第2章 消えた雨粒
私は町に向かって走り出した。
「美雲ッ!!」
名前を呼ぶ童磨の声も届かなかった。
わき目も振らず町に向かって必死に走った。
母を、母を、
_____見捨てちゃいけない!!!
獣のようになった母の姿を見て、あれが”鬼”なのだと理解した。
どんな理由があったとしても、あの優しかった母があんな姿を望んでいたはずがない。
父の死を通して心を病んでしまい、私にひどい言葉をぶつけてきたが、それは母の本心ではない。病気のせいなのだ。
自分の意思ではどうにもできないものが病なのだと、父の姿を見て学んだだろう。私は本当の母を見失っていたのだ。
それなのに、私は母の言葉を真に受けて、家を飛びだした。私がそばにいなかったせいで、母は”鬼”になってしまった。
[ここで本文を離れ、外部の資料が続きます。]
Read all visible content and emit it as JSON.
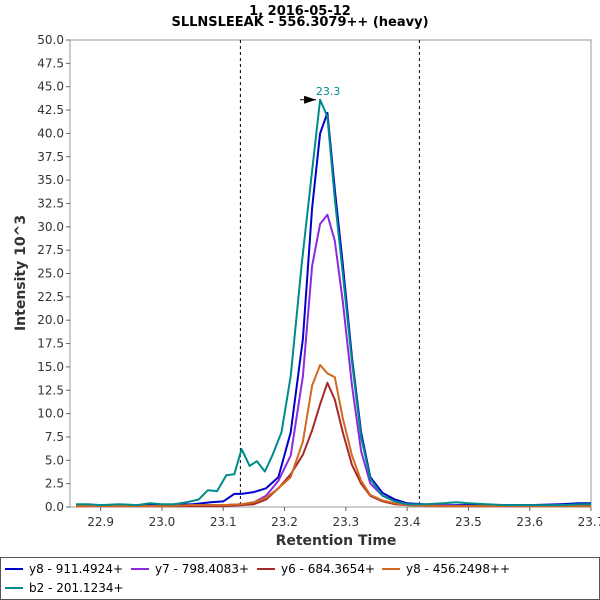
{
  "chart_data": {
    "type": "line",
    "title": "1, 2016-05-12",
    "subtitle": "SLLNSLEEAK - 556.3079++ (heavy)",
    "xlabel": "Retention Time",
    "ylabel": "Intensity 10^3",
    "xlim": [
      22.85,
      23.7
    ],
    "ylim": [
      0,
      50
    ],
    "xticks": [
      "22.9",
      "23.0",
      "23.1",
      "23.2",
      "23.3",
      "23.4",
      "23.5",
      "23.6",
      "23.7"
    ],
    "yticks": [
      "0.0",
      "2.5",
      "5.0",
      "7.5",
      "10.0",
      "12.5",
      "15.0",
      "17.5",
      "20.0",
      "22.5",
      "25.0",
      "27.5",
      "30.0",
      "32.5",
      "35.0",
      "37.5",
      "40.0",
      "42.5",
      "45.0",
      "47.5",
      "50.0"
    ],
    "integration_bounds": [
      23.128,
      23.42
    ],
    "peak_annotation": {
      "label": "23.3",
      "x": 23.258,
      "y": 43.6
    },
    "grid": false,
    "series": [
      {
        "name": "y8 - 911.4924+",
        "color": "#0000cc",
        "points": [
          [
            22.86,
            0.2
          ],
          [
            22.9,
            0.2
          ],
          [
            22.95,
            0.2
          ],
          [
            23.0,
            0.2
          ],
          [
            23.05,
            0.3
          ],
          [
            23.08,
            0.5
          ],
          [
            23.1,
            0.6
          ],
          [
            23.118,
            1.4
          ],
          [
            23.13,
            1.4
          ],
          [
            23.15,
            1.6
          ],
          [
            23.17,
            2.0
          ],
          [
            23.19,
            3.2
          ],
          [
            23.21,
            8.0
          ],
          [
            23.23,
            18.0
          ],
          [
            23.245,
            32.0
          ],
          [
            23.258,
            40.0
          ],
          [
            23.27,
            42.2
          ],
          [
            23.282,
            34.0
          ],
          [
            23.295,
            26.0
          ],
          [
            23.31,
            16.0
          ],
          [
            23.325,
            8.0
          ],
          [
            23.34,
            3.2
          ],
          [
            23.36,
            1.5
          ],
          [
            23.38,
            0.8
          ],
          [
            23.4,
            0.4
          ],
          [
            23.45,
            0.2
          ],
          [
            23.5,
            0.2
          ],
          [
            23.55,
            0.2
          ],
          [
            23.6,
            0.2
          ],
          [
            23.65,
            0.3
          ],
          [
            23.68,
            0.4
          ],
          [
            23.7,
            0.4
          ]
        ]
      },
      {
        "name": "y7 - 798.4083+",
        "color": "#8a2be2",
        "points": [
          [
            22.86,
            0.1
          ],
          [
            22.9,
            0.1
          ],
          [
            22.95,
            0.1
          ],
          [
            23.0,
            0.1
          ],
          [
            23.05,
            0.2
          ],
          [
            23.1,
            0.2
          ],
          [
            23.13,
            0.3
          ],
          [
            23.15,
            0.5
          ],
          [
            23.17,
            1.2
          ],
          [
            23.19,
            2.8
          ],
          [
            23.21,
            5.5
          ],
          [
            23.23,
            14.0
          ],
          [
            23.245,
            25.8
          ],
          [
            23.258,
            30.3
          ],
          [
            23.27,
            31.3
          ],
          [
            23.282,
            28.5
          ],
          [
            23.295,
            22.0
          ],
          [
            23.31,
            13.0
          ],
          [
            23.325,
            6.0
          ],
          [
            23.34,
            2.5
          ],
          [
            23.36,
            1.2
          ],
          [
            23.38,
            0.6
          ],
          [
            23.4,
            0.3
          ],
          [
            23.45,
            0.2
          ],
          [
            23.5,
            0.1
          ],
          [
            23.55,
            0.1
          ],
          [
            23.6,
            0.1
          ],
          [
            23.65,
            0.2
          ],
          [
            23.7,
            0.2
          ]
        ]
      },
      {
        "name": "y6 - 684.3654+",
        "color": "#a52a2a",
        "points": [
          [
            22.86,
            0.1
          ],
          [
            22.9,
            0.1
          ],
          [
            22.95,
            0.1
          ],
          [
            23.0,
            0.1
          ],
          [
            23.05,
            0.1
          ],
          [
            23.1,
            0.1
          ],
          [
            23.13,
            0.2
          ],
          [
            23.15,
            0.3
          ],
          [
            23.17,
            0.8
          ],
          [
            23.19,
            2.0
          ],
          [
            23.21,
            3.5
          ],
          [
            23.23,
            5.6
          ],
          [
            23.245,
            8.2
          ],
          [
            23.258,
            11.0
          ],
          [
            23.27,
            13.3
          ],
          [
            23.282,
            11.5
          ],
          [
            23.295,
            8.0
          ],
          [
            23.31,
            4.5
          ],
          [
            23.325,
            2.5
          ],
          [
            23.34,
            1.2
          ],
          [
            23.36,
            0.6
          ],
          [
            23.38,
            0.3
          ],
          [
            23.4,
            0.2
          ],
          [
            23.45,
            0.1
          ],
          [
            23.5,
            0.1
          ],
          [
            23.6,
            0.1
          ],
          [
            23.7,
            0.1
          ]
        ]
      },
      {
        "name": "y8 - 456.2498++",
        "color": "#d2691e",
        "points": [
          [
            22.86,
            0.1
          ],
          [
            22.9,
            0.1
          ],
          [
            22.95,
            0.1
          ],
          [
            23.0,
            0.1
          ],
          [
            23.05,
            0.2
          ],
          [
            23.1,
            0.2
          ],
          [
            23.13,
            0.3
          ],
          [
            23.15,
            0.5
          ],
          [
            23.17,
            1.0
          ],
          [
            23.19,
            2.0
          ],
          [
            23.21,
            3.2
          ],
          [
            23.23,
            7.0
          ],
          [
            23.245,
            13.0
          ],
          [
            23.258,
            15.2
          ],
          [
            23.27,
            14.3
          ],
          [
            23.282,
            13.9
          ],
          [
            23.295,
            9.5
          ],
          [
            23.31,
            5.5
          ],
          [
            23.325,
            2.8
          ],
          [
            23.34,
            1.3
          ],
          [
            23.36,
            0.7
          ],
          [
            23.38,
            0.4
          ],
          [
            23.4,
            0.2
          ],
          [
            23.45,
            0.1
          ],
          [
            23.5,
            0.1
          ],
          [
            23.6,
            0.1
          ],
          [
            23.7,
            0.1
          ]
        ]
      },
      {
        "name": "b2 - 201.1234+",
        "color": "#008b8b",
        "points": [
          [
            22.86,
            0.3
          ],
          [
            22.88,
            0.3
          ],
          [
            22.9,
            0.2
          ],
          [
            22.93,
            0.3
          ],
          [
            22.96,
            0.2
          ],
          [
            22.98,
            0.4
          ],
          [
            23.0,
            0.3
          ],
          [
            23.02,
            0.3
          ],
          [
            23.04,
            0.5
          ],
          [
            23.06,
            0.8
          ],
          [
            23.075,
            1.8
          ],
          [
            23.09,
            1.7
          ],
          [
            23.105,
            3.4
          ],
          [
            23.118,
            3.5
          ],
          [
            23.13,
            6.2
          ],
          [
            23.143,
            4.4
          ],
          [
            23.155,
            4.9
          ],
          [
            23.168,
            3.8
          ],
          [
            23.18,
            5.5
          ],
          [
            23.195,
            8.0
          ],
          [
            23.21,
            14.0
          ],
          [
            23.228,
            26.0
          ],
          [
            23.245,
            36.0
          ],
          [
            23.258,
            43.6
          ],
          [
            23.27,
            41.8
          ],
          [
            23.282,
            33.0
          ],
          [
            23.295,
            25.0
          ],
          [
            23.31,
            15.5
          ],
          [
            23.325,
            7.5
          ],
          [
            23.34,
            3.0
          ],
          [
            23.36,
            1.2
          ],
          [
            23.38,
            0.6
          ],
          [
            23.4,
            0.3
          ],
          [
            23.43,
            0.3
          ],
          [
            23.46,
            0.4
          ],
          [
            23.48,
            0.5
          ],
          [
            23.5,
            0.4
          ],
          [
            23.53,
            0.3
          ],
          [
            23.56,
            0.2
          ],
          [
            23.6,
            0.2
          ],
          [
            23.65,
            0.2
          ],
          [
            23.68,
            0.3
          ],
          [
            23.7,
            0.3
          ]
        ]
      }
    ]
  }
}
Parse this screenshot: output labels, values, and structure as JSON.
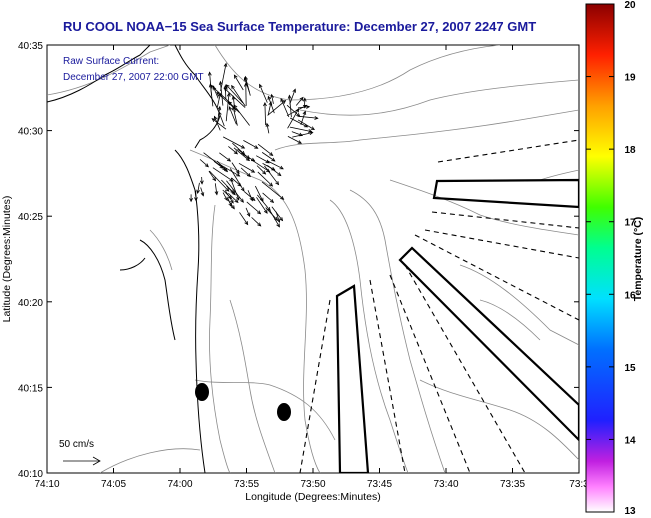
{
  "title": "RU COOL  NOAA−15  Sea Surface Temperature:  December 27, 2007 2247 GMT",
  "current_label_line1": "Raw Surface Current:",
  "current_label_line2": "December 27, 2007 22:00 GMT",
  "scale_label": "50 cm/s",
  "x_axis": {
    "label": "Longitude (Degrees:Minutes)",
    "ticks": [
      "74:10",
      "74:05",
      "74:00",
      "73:55",
      "73:50",
      "73:45",
      "73:40",
      "73:35",
      "73:3"
    ]
  },
  "y_axis": {
    "label": "Latitude (Degrees:Minutes)",
    "ticks": [
      "40:35",
      "40:30",
      "40:25",
      "40:20",
      "40:15",
      "40:10"
    ]
  },
  "colorbar": {
    "label": "Temperature (°C)",
    "ticks": [
      "20",
      "19",
      "18",
      "17",
      "16",
      "15",
      "14",
      "13"
    ],
    "range": [
      13,
      20
    ],
    "colors": [
      "#ff00ff",
      "#1414ff",
      "#00ffff",
      "#00ff00",
      "#ffff00",
      "#ff8000",
      "#ff0000",
      "#8b0000"
    ]
  },
  "colors": {
    "title_text": "#1a1a9c",
    "contour": "#8a8a8a",
    "coastline": "#000000"
  }
}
私が母を見捨ててしまったから、守れなかった。父とも約束していたのに。
悔いても悔いても時間は戻ってこない。
今は一刻でも早く、母のもとへ行きたかった。
もっと速く、もっと速く、、、
足の筋肉に意識を込める。母から逃げたときとはくらべものにならないほどの速さで足が動いた。